La crisis de Honduras produjo la convergencia, cada vez más frecuente, de la derecha republicana en Estados Unidos y la izquierda comunista en Cuba y sus respectivos epígonos latinoamericanos. The Wall Street Journal y Juventud Rebelde acusaron a Obama de lo mismo: doblez, cobardía, hipocresía, "lenguaje confuso". Unos y otros reaccionaron, en un acto reflejo de la guerra fría, demandando la intervención de Estados Unidos en el conflicto. Quienes durante medio siglo han sostenido un socialismo antidemocrático, en nombre de la soberanía nacional, pedían ahora que el "imperio" se comportara como lo que debe ser, un imperio, y restaurara por la fuerza al presidente derrocado.
Lo más preocupante de esta crisis es que, a pesar de sus notables diferencias con los golpes y las revoluciones de antaño, hace emerger los autoritarismos de derecha e izquierda que amenazan con quebrar la plataforma democrática del hemisferio. Las derechas autoritarias siguen estando dispuestas a todo, incluso a renunciar a métodos constitucionales, con tal de eliminar a sus adversarios. Los autoritarismos de izquierda, por su parte, también parecen estar dispuestos a todo, incluso a renunciar al principio de la soberanía nacional, con tal de no ceder el poder, luego de ejercerlo por cuatro años o una década.
Como señalaba Moisés Naim en estas páginas, la paradoja hondureña se acentuó aún más cuando el Gobierno golpista renunció a la OEA y adoptó un discurso aislacionista, más parecido al de la Cuba de Fidel que al del Chile de Pinochet. Políticos liberales y demócrata cristianos, en su mayoría, partidarios del Estado de derecho y la economía de mercado, se abanderaban tras un patriotismo populista para desafiar a la comunidad internacional. Unas semanas atrás, en San Pedro Sula, era Zelaya, y no Micheletti, quien cuestionaba la legitimidad histórica de la OEA, por el respaldo a las dictaduras militares de la guerra fría y la expulsión de Cuba en 1962. Los papeles se habían cambiado: los autoritarios de izquierda se volvían intervencionistas y los autoritarios de derecha, nacionalistas.
El golpe de Estado del 28 de junio creó un dilema de difícil solución en un mundo globalizado, multilateral y democrático.
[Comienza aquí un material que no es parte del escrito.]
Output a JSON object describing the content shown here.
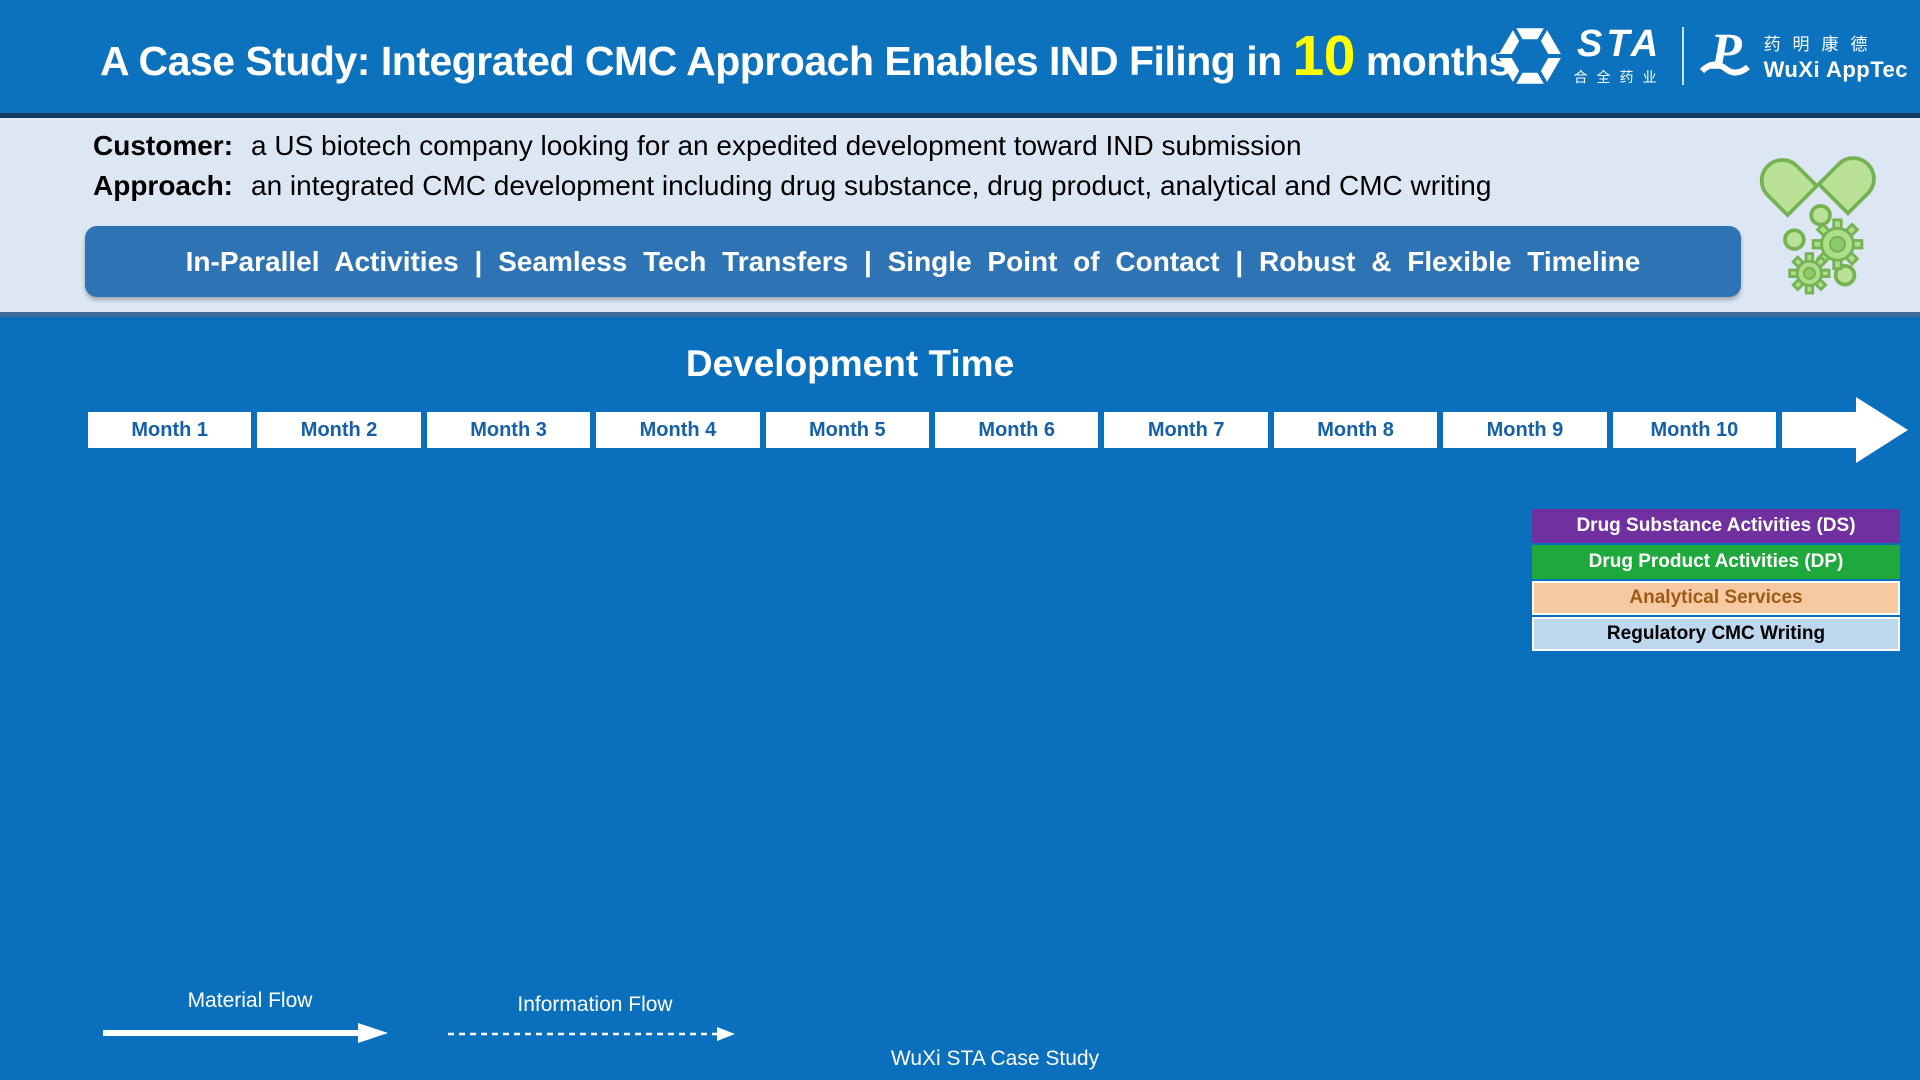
{
  "header": {
    "title_prefix": "A Case Study: Integrated CMC Approach Enables IND Filing in ",
    "title_highlight": "10",
    "title_suffix": " months",
    "logos": {
      "sta_text": "STA",
      "sta_chinese": "合全药业",
      "wuxi_chinese": "药明康德",
      "wuxi_text": "WuXi AppTec"
    }
  },
  "summary": {
    "customer_label": "Customer:",
    "customer_text": "a US biotech company looking for an expedited development toward IND submission",
    "approach_label": "Approach:",
    "approach_text": "an integrated CMC development including drug substance, drug product, analytical and CMC writing",
    "banner": "In-Parallel Activities | Seamless Tech Transfers | Single Point of Contact | Robust & Flexible Timeline"
  },
  "timeline": {
    "heading": "Development Time",
    "months": [
      "Month 1",
      "Month 2",
      "Month 3",
      "Month 4",
      "Month 5",
      "Month 6",
      "Month 7",
      "Month 8",
      "Month 9",
      "Month 10"
    ]
  },
  "legend": {
    "items": [
      {
        "label": "Drug Substance Activities (DS)",
        "bg": "#7030a0",
        "fg": "#ffffff",
        "bordered": false
      },
      {
        "label": "Drug Product Activities (DP)",
        "bg": "#1fa83c",
        "fg": "#ffffff",
        "bordered": false
      },
      {
        "label": "Analytical Services",
        "bg": "#f6c9a2",
        "fg": "#9e5b16",
        "bordered": true
      },
      {
        "label": "Regulatory CMC Writing",
        "bg": "#bdd7ee",
        "fg": "#000000",
        "bordered": true
      }
    ]
  },
  "flows": {
    "material_label": "Material Flow",
    "information_label": "Information Flow"
  },
  "footer": {
    "caption": "WuXi STA Case Study"
  },
  "colors": {
    "main_blue": "#0a70be",
    "header_blue": "#0c72be",
    "band_background": "#dce7f3",
    "banner_blue": "#2e74b5",
    "divider_navy": "#123a63",
    "divider_steel": "#3e6d9d",
    "month_text_blue": "#1560a8",
    "highlight_yellow": "#ffff00",
    "capsule_green_fill": "#b9e297",
    "capsule_green_stroke": "#74b254"
  }
}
La única manera de restituir a Zelaya en la presidencia, de manera automática, era por medio de una revolución doméstica o de una intervención extranjera. Descartadas ambas opciones, por pertenecer al pasado predemocrático, se impuso una salida negociada al conflicto que, naturalmente, no podrá satisfacer del todo a las partes involucradas. La política interamericana fue retada en su propio terreno, el de la diplomacia, y la principal lección de esta crisis es que las instituciones regionales no están preparadas para oponerse a una práctica -el golpe de Estado- que se creía rebasada por la historia.
A pesar de las limitaciones de la diplomacia interamericana, no fueron el "no al diálogo" de Castro, la intransigencia de Micheletti o los dos intentos de regreso de Zelaya, convertidos en espectáculo por Chávez y Ortega, los que avanzaron en la solución del conflicto. Sólo la mediación de un político sin tentaciones autoritarias, como Óscar Arias, pudo vislumbrar -mas no asegurar- una salida a la crisis hondureña. Arias inició aquella gestión, consciente de su improbable eficacia, dada la polarización que se difundió, no sólo en Honduras, sino en las dos Américas. Quienes se han opuesto a esa mediación son, precisamente, los que desean, no una solución, sino un escalamiento del conflicto.
Rafael Rojas es historiador cubano exiliado en México. Acaba de publicar El estante vacío. Literatura y política en Cuba (Anagrama).